For professional drivers moving 80,000 pounds of truck and cargo down the highway, it’s vital to find places to park and rest long before weariness sets in.

Highway Businesses Provide Safe Truck Parking.

Today’s federal hours-of-service laws require professional truck drivers to rest for 10 hours between shifts. Without the parking spaces highway businesses provide, truck drivers could not find the safe parking spaces they need to meet these requirements.

Many truckstops don’t even charge for these spaces – they provide overnight parking as a free service to the professional drivers who stop in for food or fuel.

Rest Area Commercialization Could Place the Nation’s Truck Parking Supply at Risk.

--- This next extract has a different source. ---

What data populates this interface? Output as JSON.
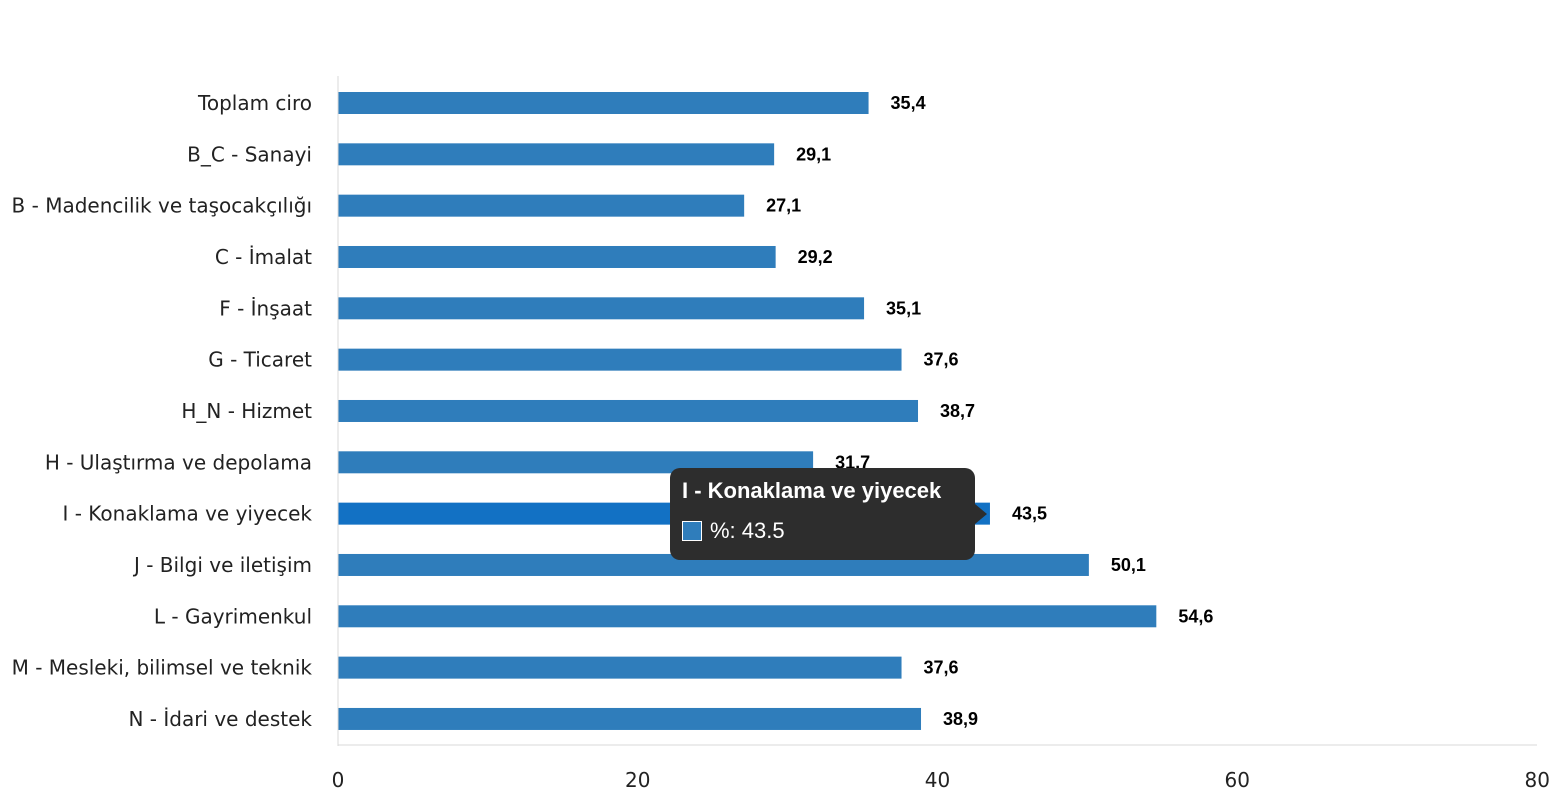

Proposals to “commercialize” rest areas place highway businesses and the parking spaces they provide at risk. Truckstops at the exits cannot hope to compete if state-supported rest areas are suddenly allowed to sell food and fuel right on the Interstate.  As a result, those highway businesses and their parking spaces could disappear.

Rest areas cannot fill the gap. Rest areas offer only 31,300 truck parking spaces, according to a 2003 report by the National Cooperative Highway Research Program. The remainder of the nation’s truck parking supply is provided by highway businesses.

In many cases, advocates for commercial rest areas cite the potential for increased truck parking capacity as a reason to operate commercialized facilities. In reality, government-run rest areas offering food and fuel and other retail services alter the competitive landscape to a degree that substantially reduces the number of available truck parking spaces located near the interstate.

NATSO's study "Rest Area Commercialization and Truck Parking Capacity" found that truck parking capacity is substantially greater on the stretches of the interstate highway where commercial rest areas are prohibited. Principally, the study found that in general sections of highway in states operating commercial rest areas have two fewer parking spaces per mile.